In a letter to U.S. Agriculture Secretary Tom Vilsack, Sens. Charles Grassley and Joni Ernst said farmers around Iowa are looking for clarification about how the county yield data and other factors are being used to set ARC-CO program payments.

"We recognize counties are different sizes, which can affect how well the crops in a county correlate to the county average yield," Grassley and Ernst wrote. "However, legitimate questions have been raised about the significant payment disparity that has occurred between adjacent counties in certain areas throughout the country."

Ernst added that concerns about the wide variations in ARC-CO payments have come up often in her visits with Iowa farmers.

Key part of safety net

The ARC-CO program was by far the most popular option for Iowa farmers during the farm bill sign-up period in early 2015. Iowa farmers enrolled 97 percent of their corn acres and 98 percent of their soybean acres in the ARC-CO program. Those enrollments are locked in through 2018.

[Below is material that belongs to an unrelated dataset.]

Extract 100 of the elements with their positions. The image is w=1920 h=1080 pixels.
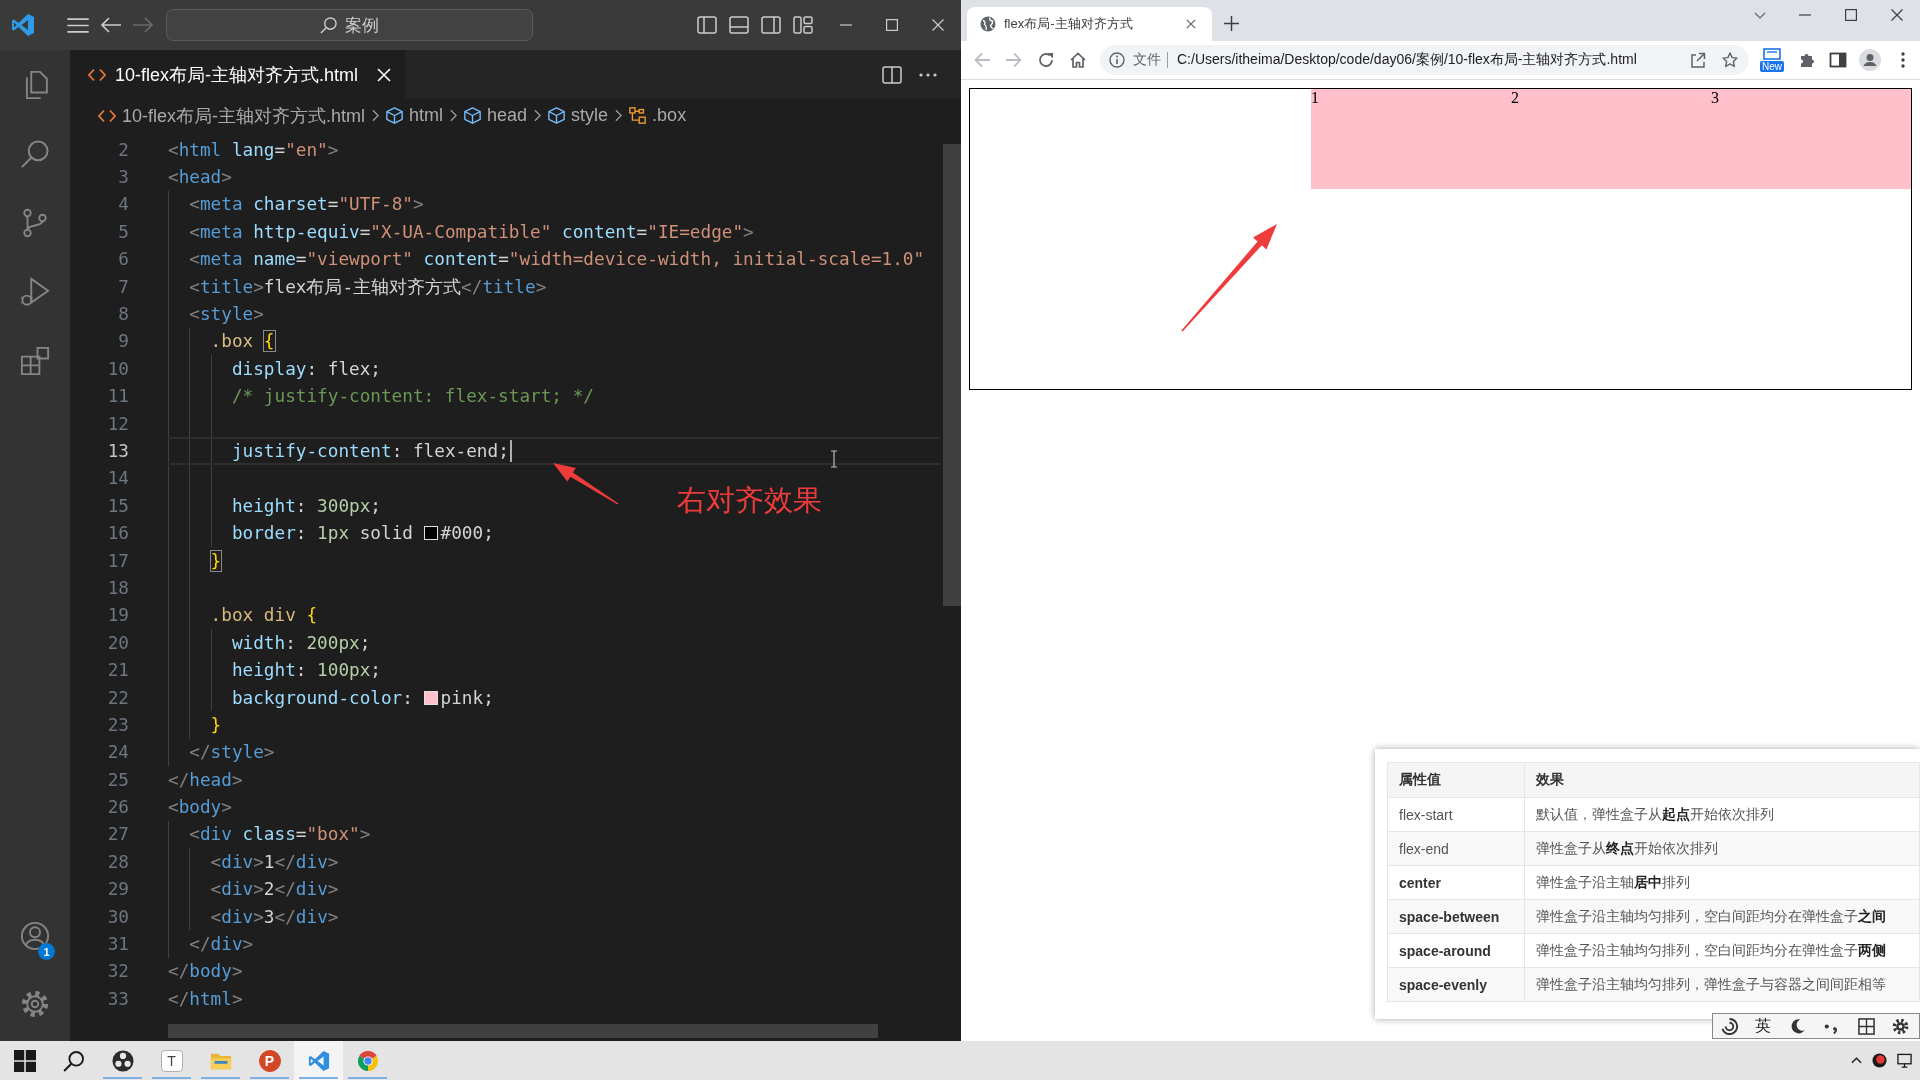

The ARC-CO program is de­­signed to pay farmers when revenue declines below specified levels whether from low yield or low price.

ARC-CO payments are det­er­mined by a county’s average yield, as calculated by the USDA’s National Agricultural Statistics Service (NASS), and national marketing-year average prices.

The average yield and price is calculated on a so-called Olympic average yield of the county’s past five harvests. In that calculation, the highest and lowest yearly averages are tossed out. The remaining three years are then averaged to develop the yield and price used in the payment calculation.

To make the payment calculation, the five-year Olympic-average yield is then multiplied by average price, also determined by an Olympic average system of average crop prices over the past five years.

An ARC-CO payment is made if the current year’s revenue falls below 86 percent of the reference revenue and is limited to a maximum of 10 percent of the reference revenue for the county.

The U.S. Department of Agri­culture (USDA) made the first ARC-CO corn and soybean payments in October 2015 for the crops harvested in the fall of 2014.

Those payments, as Grassley and Ernst noted, varied widely between counties in Iowa, and often between neighboring counties. They cited Calhoun County in northwest Iowa as a good example.

The ARC-CO program paid farmers in Calhoun County approximately $23 per acre for corn for the 2014-15 crop year. That was far less than the $89 per acre paid in neighboring Sac County, which borders Calhoun to the west. Farmers in other neighboring counties also got much higher corn ARC-CO payments than those in Calhoun, including $92 in Pocahontas County, $76 in Carroll County, $75 in Greene County and $47 in Webster County.

Calhoun County is not alone. Maps show wide variations in corn and soybean ARC-CO payments between bordering Iowa counties.

The county-to-county differences stem from variations in average yields from year-to-year in a county, as well as how the five-year Olympic average yield is calculated, said Dave Miller, Iowa Farm Bureau Federation’s director of research and commodity services.

"The variations often show up because of the relatively short period used in the calculation," Miller said. "Added to that, the use of the Olympic average means that neighboring counties are often using different years to calculate their average yield," he said.

Along with asking for clarification on the methodology of calculating payments, the Iowa senators asked Vilsack if anything prevents the USDA from using county yield data from other sources, such as the USDA’s Risk Management Agency, which manages the federal crop insurance program.